In ProStrakan/Archimedes, the CMA did not adopt a derogation. However, it did consent to the integration of the parties’ businesses outside the UK, provided this did not impact the standalone viability of their UK businesses. In addition, in order to ensure compliance with the order (in particular to ensure that Archimedes had sufficient resources to carry on business as a going concern), the CMA consented to Archimedes providing to ProStrakan information on its monthly overall funding requirements. The CMA also consented (subject to confidentiality conditions) to financial information being provided to ProStrakan if required for statutory reporting purposes.

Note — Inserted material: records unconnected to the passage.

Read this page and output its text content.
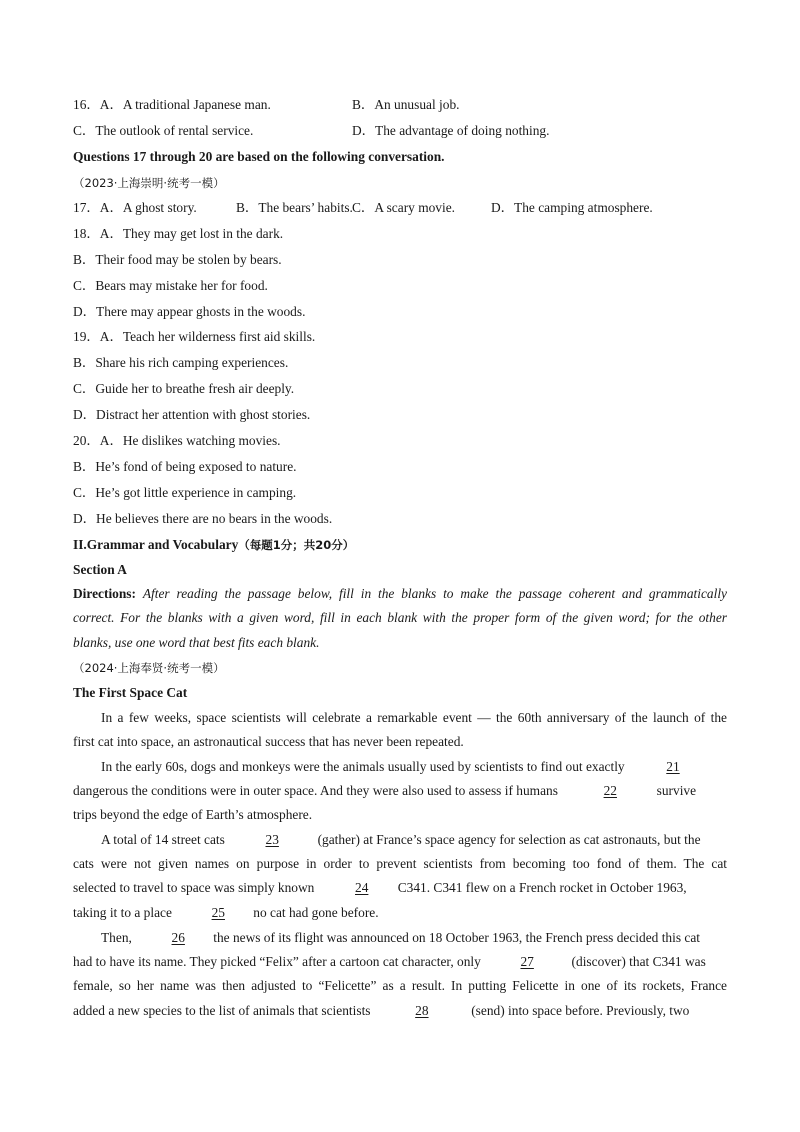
16．A．A traditional Japanese man.	B．An unusual job.
C．The outlook of rental service.	D．The advantage of doing nothing.
Questions 17 through 20 are based on the following conversation.
（2023·上海崇明·统考一模）
17．A．A ghost story.	B．The bears’ habits. C．A scary movie.	D．The camping atmosphere.
18．A．They may get lost in the dark.
B．Their food may be stolen by bears.
C．Bears may mistake her for food.
D．There may appear ghosts in the woods.
19．A．Teach her wilderness first aid skills.
B．Share his rich camping experiences.
C．Guide her to breathe fresh air deeply.
D．Distract her attention with ghost stories.
20．A．He dislikes watching movies.
B．He’s fond of being exposed to nature.
C．He’s got little experience in camping.
D．He believes there are no bears in the woods.
II.Grammar and Vocabulary（每题1分；共20分）
Section A
Directions: After reading the passage below, fill in the blanks to make the passage coherent and grammatically
correct. For the blanks with a given word, fill in each blank with the proper form of the given word; for the other
blanks, use one word that best fits each blank.
（2024·上海奉贤·统考一模）
The First Space Cat
In a few weeks, space scientists will celebrate a remarkable event — the 60th anniversary of the launch of the
first cat into space, an astronautical success that has never been repeated.
In the early 60s, dogs and monkeys were the animals usually used by scientists to find out exactly	21
dangerous the conditions were in outer space. And they were also used to assess if humans	22	survive
trips beyond the edge of Earth’s atmosphere.
A total of 14 street cats	23	(gather) at France’s space agency for selection as cat astronauts, but the
cats were not given names on purpose in order to prevent scientists from becoming too fond of them. The cat
selected to travel to space was simply known	24 C341. C341 flew on a French rocket in October 1963,
taking it to a place	25 no cat had gone before.
Then,	26 the news of its flight was announced on 18 October 1963, the French press decided this cat
had to have its name. They picked “Felix” after a cartoon cat character, only	27	(discover) that C341 was
female, so her name was then adjusted to “Felicette” as a result. In putting Felicette in one of its rockets, France
added a new species to the list of animals that scientists	28	(send) into space before. Previously, two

The CMA has been prepared to release a party from hold separate obligations where these are no longer justified. In Oasis Dental Care/Apex, the CMA revoked its initial order. Whilst the reasons for this are unclear, the CMA subsequently concluded that it did not have jurisdiction to review the merger; presumably once it had formed this view, it revoked the order. In CALA/Banner the CMA released the acquirer from hold separate undertakings (given by it to the OFT under the former regime) because they were causing ‘disproportionate harm’ to the acquirer. Presumably, at this point in its investigation, the CMA had concluded that the merger did not raise competition concerns.

The CMA has yet to require existing integration steps to be unwound. This is likely only if the merger raises prima facie competition concerns and the integration would prejudice the implementation of remedies. It is unclear whether the CMA might require a completed merger to be unwound, or prohibit completion of an anticipated merger, but this would be wholly exceptional.

Conclusions

The CMA is routinely exercising its powers to impose ‘hold separate’ obligations in respect of completed mergers. Given that, in a majority of cases, a merger is unlikely to give rise to competition concerns, it may be appropriate to consider whether this is reasonable and proportionate, given the cost occasioned, in terms of ensuring compliance, significant business interruption and (in some cases) remunerating trustees. It is, however, welcome that the CMA is prepared to be flexible in the precise terms of orders, granting derogations and consents, and revoking an order when it is no longer required.

In the case of completed mergers that the CMA investigates (whether as a result of a notification or an own-initiative investigation), the merging parties should both expect an order to be imposed and therefore engage with the CMA as to its precise scope, so as to limit, where possible, interference with legitimate business activity. Where the merger will self-evidently not give rise to competition concerns, the parties should demonstrate this to the CMA which may then be prepared not to impose an order, although it has not yet been prepared to take this course. However, if a merger has already been completed before the parties engage with the CMA, the CMA will not enter into negotiations before imposing an interim enforcement order, either as to the necessity for or the content of the order.

Acquiring parties should also expect to be under at least a degree of regulatory scrutiny during the CMA’s investigation, particularly if there is (in Phase I) a prospect of a Phase II investigation or (in a Phase II investigation) an SLC finding. They should, therefore, as part of their transaction planning, consider whether a CMA investigation is likely and, if so, take account of this when devising post-closing integration and restructuring plans.